Every time you put your hands on your dog, you want him to be still.  Little did you know that you have now taught your 8 week old brand new puppy that this isn’t required.  He has learned that all he has to do is put in a little effort and you will cave.

This same concept applies to every other interaction you have with your dog for the rest of his life.  When you put him into a situation where he has a choice to comply or not, if he picks to not and you let him get away with it, you have trained him.

The original question of “when do I start training my puppy?” is where most of our customer’s “dog issues” begin.  They don’t understand why they have a 85 pound lab that likes to jump on people and knock them down.  How did this happen?  Well, they let the 8 week old pup jump on them.  It’s cute and there is no harm done.  Sure, that isn’t a problem, but you are training your pup that this is acceptable behavior.  You have no one to blame but yourself when he knocks your little old lady neighbor over and breaks her hip.

My rule with pups is that we don’t allow them to get away with things as a puppy that we don’t want them doing as full grown dogs.  It’s a pretty simple rule but you have to make a few decisions up front and stick to them. 

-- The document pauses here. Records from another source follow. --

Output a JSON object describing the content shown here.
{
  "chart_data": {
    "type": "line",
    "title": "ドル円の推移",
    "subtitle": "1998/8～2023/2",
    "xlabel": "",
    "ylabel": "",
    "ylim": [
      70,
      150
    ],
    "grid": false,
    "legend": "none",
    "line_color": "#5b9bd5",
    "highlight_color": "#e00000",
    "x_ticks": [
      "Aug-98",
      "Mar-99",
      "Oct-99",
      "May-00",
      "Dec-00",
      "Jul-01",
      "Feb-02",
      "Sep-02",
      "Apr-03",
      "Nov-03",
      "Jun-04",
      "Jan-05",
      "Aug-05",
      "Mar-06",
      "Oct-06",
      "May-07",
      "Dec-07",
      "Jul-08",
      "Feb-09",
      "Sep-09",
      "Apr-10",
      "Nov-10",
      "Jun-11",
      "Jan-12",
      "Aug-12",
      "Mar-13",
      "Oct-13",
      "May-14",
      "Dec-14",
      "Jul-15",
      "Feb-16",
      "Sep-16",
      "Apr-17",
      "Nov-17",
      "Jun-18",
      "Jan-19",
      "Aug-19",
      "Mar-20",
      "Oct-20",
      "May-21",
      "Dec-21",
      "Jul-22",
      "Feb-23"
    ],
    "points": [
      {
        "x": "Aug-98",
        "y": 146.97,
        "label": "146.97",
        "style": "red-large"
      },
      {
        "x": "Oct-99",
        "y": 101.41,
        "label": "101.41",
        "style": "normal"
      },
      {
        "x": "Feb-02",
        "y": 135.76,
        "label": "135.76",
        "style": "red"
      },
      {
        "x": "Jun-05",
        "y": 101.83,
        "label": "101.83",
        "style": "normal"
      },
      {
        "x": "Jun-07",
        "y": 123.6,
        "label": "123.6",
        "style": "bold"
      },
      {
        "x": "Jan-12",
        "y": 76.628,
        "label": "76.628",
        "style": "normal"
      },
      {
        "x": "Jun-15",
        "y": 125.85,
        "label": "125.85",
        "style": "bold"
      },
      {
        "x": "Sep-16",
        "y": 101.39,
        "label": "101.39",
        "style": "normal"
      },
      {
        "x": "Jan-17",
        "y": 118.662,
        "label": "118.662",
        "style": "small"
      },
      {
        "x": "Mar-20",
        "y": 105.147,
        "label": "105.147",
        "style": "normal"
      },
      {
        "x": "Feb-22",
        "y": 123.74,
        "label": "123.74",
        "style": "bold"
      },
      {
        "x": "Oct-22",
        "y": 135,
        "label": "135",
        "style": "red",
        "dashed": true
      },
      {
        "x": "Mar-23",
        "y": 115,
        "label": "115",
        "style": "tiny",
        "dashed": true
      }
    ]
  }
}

 Now some folks might take part of this the wrong way.  I’ll give an example.  I expect my retriever to be steady in the blind.  That means he will wait to go on a retrieve when I send him not before. 

We don’t start pups out this way.  I don’t expect my pup to be steady the first time we throw him a bumper.  I want him to break at a young age.  I’ll teach him not to once we make sure his drive is solid and we get past bird and gun introductions.

I just don’t let him wiggle his way out of things or jump on people because it’s cute.